- Genre: Documentary
- Directed by: Kevin Scott Johnston
- Countries of origin: United States; United Kingdom;
- Original language: English
- No. of seasons: 2
- No. of episodes: 12

Production
- Executive producers: Sam Heughan; Graham McTavish; Alexander Norouzi; Dane Lillegard; Kevin Johnston; Andrew Fried;
- Producer: Ursula Collison
- Production companies: Sony Pictures Television Studios; Boardwalk Pictures; Great Glen Company;

Original release
- Network: Starz
- Release: February 14, 2021 – September 1, 2023

= Men in Kilts: A Roadtrip with Sam and Graham =

Men in Kilts: A Roadtrip with Sam and Graham is an American documentary television series that follows Sam Heughan and Graham McTavish as they travel across Scotland and discover their heritage.

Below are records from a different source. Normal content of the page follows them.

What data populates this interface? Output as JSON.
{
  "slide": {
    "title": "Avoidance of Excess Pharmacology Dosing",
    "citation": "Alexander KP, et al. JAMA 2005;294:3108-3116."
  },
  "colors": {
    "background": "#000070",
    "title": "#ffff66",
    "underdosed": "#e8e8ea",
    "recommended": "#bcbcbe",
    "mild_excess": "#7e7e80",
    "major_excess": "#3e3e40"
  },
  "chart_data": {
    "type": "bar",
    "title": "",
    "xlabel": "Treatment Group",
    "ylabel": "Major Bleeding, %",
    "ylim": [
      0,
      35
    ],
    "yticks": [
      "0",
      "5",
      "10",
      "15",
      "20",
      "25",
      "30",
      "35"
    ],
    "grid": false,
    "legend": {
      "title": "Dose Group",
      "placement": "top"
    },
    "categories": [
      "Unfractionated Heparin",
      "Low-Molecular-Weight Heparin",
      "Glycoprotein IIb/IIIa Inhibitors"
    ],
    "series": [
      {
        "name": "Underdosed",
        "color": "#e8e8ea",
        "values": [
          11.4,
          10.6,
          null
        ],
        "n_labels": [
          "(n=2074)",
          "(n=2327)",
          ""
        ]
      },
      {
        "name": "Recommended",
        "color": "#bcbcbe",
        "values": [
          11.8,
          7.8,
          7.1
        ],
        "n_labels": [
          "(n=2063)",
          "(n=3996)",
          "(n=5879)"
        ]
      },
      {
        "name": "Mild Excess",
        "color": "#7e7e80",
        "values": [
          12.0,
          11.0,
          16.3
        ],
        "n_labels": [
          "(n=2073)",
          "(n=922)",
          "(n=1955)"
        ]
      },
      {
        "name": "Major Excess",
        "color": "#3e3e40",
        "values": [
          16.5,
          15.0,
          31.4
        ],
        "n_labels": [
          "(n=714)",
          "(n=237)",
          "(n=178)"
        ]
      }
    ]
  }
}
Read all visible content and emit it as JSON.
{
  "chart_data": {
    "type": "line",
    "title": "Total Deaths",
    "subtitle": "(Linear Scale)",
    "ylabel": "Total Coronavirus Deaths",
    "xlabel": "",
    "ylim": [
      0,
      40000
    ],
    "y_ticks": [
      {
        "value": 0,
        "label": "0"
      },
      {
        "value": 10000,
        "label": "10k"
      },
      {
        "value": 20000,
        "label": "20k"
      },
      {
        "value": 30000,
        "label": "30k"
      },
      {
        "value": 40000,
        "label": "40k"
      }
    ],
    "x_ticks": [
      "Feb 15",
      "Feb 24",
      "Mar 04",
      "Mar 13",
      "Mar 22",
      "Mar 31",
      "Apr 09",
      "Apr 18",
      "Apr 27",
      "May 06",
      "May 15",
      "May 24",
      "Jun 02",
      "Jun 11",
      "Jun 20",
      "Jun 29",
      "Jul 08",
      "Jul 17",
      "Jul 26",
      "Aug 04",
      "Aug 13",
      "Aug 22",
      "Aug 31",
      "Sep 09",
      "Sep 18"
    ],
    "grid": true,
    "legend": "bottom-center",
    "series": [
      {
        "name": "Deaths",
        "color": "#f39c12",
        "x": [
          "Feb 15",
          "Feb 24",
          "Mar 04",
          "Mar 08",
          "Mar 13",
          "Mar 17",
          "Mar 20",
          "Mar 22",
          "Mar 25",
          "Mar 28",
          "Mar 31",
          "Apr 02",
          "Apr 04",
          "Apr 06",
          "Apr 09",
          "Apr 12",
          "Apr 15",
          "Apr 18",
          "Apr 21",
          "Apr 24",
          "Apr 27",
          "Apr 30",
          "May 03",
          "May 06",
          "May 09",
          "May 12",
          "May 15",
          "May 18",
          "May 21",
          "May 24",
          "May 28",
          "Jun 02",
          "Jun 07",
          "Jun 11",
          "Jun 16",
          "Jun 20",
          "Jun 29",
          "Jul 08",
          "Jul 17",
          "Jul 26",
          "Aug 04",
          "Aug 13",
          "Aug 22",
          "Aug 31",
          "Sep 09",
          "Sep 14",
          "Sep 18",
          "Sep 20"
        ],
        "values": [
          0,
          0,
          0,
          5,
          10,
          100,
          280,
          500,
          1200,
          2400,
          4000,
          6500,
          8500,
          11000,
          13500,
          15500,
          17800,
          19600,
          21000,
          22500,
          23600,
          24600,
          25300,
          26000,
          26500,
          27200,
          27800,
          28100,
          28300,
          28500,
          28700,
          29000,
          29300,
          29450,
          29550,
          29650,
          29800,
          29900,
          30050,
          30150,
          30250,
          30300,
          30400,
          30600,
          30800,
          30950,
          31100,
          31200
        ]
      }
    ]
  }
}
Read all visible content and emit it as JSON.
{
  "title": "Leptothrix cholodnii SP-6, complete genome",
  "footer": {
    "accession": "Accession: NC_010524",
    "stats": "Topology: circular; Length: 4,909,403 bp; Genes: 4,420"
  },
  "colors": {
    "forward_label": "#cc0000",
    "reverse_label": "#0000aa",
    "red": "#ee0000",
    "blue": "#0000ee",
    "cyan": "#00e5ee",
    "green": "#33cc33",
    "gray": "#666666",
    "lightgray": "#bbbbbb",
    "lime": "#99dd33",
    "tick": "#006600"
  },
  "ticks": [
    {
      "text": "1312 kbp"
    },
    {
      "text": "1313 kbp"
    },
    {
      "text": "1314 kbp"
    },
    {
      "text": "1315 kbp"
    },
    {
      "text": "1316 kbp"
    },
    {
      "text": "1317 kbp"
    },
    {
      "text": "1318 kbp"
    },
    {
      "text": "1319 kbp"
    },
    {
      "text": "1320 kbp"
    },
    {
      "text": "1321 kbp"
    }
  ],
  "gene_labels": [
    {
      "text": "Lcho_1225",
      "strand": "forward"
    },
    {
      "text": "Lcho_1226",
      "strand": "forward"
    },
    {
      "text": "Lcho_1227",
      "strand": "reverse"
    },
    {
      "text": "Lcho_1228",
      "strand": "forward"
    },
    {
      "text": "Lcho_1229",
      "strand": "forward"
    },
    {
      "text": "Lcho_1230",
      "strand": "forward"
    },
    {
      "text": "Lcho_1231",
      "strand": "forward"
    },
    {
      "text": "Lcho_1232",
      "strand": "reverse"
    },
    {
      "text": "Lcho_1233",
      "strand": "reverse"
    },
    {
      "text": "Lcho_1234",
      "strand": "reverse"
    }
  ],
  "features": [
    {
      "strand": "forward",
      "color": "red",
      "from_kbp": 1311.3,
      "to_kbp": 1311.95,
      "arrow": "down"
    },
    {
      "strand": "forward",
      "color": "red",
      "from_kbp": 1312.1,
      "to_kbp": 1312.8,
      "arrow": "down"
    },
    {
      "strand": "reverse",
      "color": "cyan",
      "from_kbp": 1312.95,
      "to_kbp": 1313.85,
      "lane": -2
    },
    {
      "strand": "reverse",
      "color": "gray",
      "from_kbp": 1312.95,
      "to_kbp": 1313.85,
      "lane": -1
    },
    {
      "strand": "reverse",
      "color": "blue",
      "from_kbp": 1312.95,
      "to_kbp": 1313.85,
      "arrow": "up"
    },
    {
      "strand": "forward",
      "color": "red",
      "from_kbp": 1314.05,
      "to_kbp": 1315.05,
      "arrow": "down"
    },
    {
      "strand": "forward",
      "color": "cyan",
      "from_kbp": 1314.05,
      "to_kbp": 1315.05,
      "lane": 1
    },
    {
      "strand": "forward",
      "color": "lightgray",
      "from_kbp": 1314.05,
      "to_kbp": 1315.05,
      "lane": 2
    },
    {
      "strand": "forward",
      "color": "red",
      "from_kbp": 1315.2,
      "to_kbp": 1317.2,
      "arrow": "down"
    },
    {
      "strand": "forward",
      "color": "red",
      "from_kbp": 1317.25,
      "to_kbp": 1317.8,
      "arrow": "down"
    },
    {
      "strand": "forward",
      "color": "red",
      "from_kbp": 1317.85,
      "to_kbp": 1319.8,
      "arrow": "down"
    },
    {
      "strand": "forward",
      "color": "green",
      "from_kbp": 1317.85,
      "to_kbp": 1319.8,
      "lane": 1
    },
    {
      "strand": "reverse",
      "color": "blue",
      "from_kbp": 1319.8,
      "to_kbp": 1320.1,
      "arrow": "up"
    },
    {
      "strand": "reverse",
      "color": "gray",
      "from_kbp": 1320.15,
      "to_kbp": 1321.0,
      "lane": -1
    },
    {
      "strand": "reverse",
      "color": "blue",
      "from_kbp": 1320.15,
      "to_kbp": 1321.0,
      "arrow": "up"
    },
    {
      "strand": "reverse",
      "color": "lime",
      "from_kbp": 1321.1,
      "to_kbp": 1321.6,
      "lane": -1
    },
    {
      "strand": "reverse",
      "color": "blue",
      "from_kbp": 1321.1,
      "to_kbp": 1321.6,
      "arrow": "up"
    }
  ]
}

It premiered on February 14, 2021, on Starz.

A second season, exploring New Zealand and its connections to Scotland, was announced in November 2021. It premiered on August 10, 2023.

==Plot==
Sam Heughan and Graham McTavish travel in a camper van, heading on a road-trip in search of their complex and rich heritage.

==Episodes==
===Series overview===

| Season | Episodes |  | Originally released |  |
| First released | Last released |
| 1 | 8 |  | February 14, 2021 | April 11, 2021 |
| 2 | 4 |  | August 11, 2023 | September 1, 2023 |

===Season 1 (2021)===

| No. overall | No. in season | Title | Directed by | Original release date | U.S. viewers (millions) |
|---|---|---|---|---|---|
| 1 | 1 | "Food & Dillon" | Kevin Scott Johnston | February 14, 2021 | 0.322 |
| 2 | 2 | "Scottish Sports" | Kevin Scott Johnston | February 21, 2021 | 0.137 |
| 3 | 3 | "Song & Dance" | Kevin Scott Johnston | February 28, 2021 | 0.146 |
| 4 | 4 | "Witchcraft & Superstition" | Kevin Scott Johnston | March 7, 2021 | 0.157 |
| 5 | 5 | "Tradition" | Kevin Scott Johnston | March 14, 2021 | 0.151 |
| 6 | 6 | "Scotland By Land, Air and Sea" | Kevin Scott Johnston | March 28, 2021 | 0.146 |
| 7 | 7 | "Clans & Tartans" | Kevin Scott Johnston | April 4, 2021 | 0.135 |
| 8 | 8 | "Battle of Culloden" | Kevin Scott Johnston | April 11, 2021 | 0.105 |

===Season 2 (2023)===

| No. overall | No. in season | Title | Directed by | Original release date | U.S. viewers (millions) |
|---|---|---|---|---|---|
| 9 | 1 | "Adrenaline County" | Kevin Scott Johnston | August 11, 2023 | N/A |
| 10 | 2 | "Māori Culture" | Kevin Scott Johnston | August 18, 2023 | N/A |
| 11 | 3 | "Taste of New Zealand" | Kevin Scott Johnston | August 25, 2023 | N/A |
| 12 | 4 | "Last Call" | Kevin Scott Johnston | September 1, 2023 | N/A |

==Production==
In June 2020, it was announced Sam Heughan and Graham McTavish would star in and executive-produce a documentary travel-series, with Sony Pictures Television and Boardwalk Pictures producing, with Starz set to distribute.

==Reception==
===Critical reception===
On Rotten Tomatoes, season 1 holds an approval rating of 100% based on 8 reviews, with an average rating of 7.8/10. On Metacritic, the season holds a rating of 82 out of 100 based on 4 critics, indicating "universal acclaim".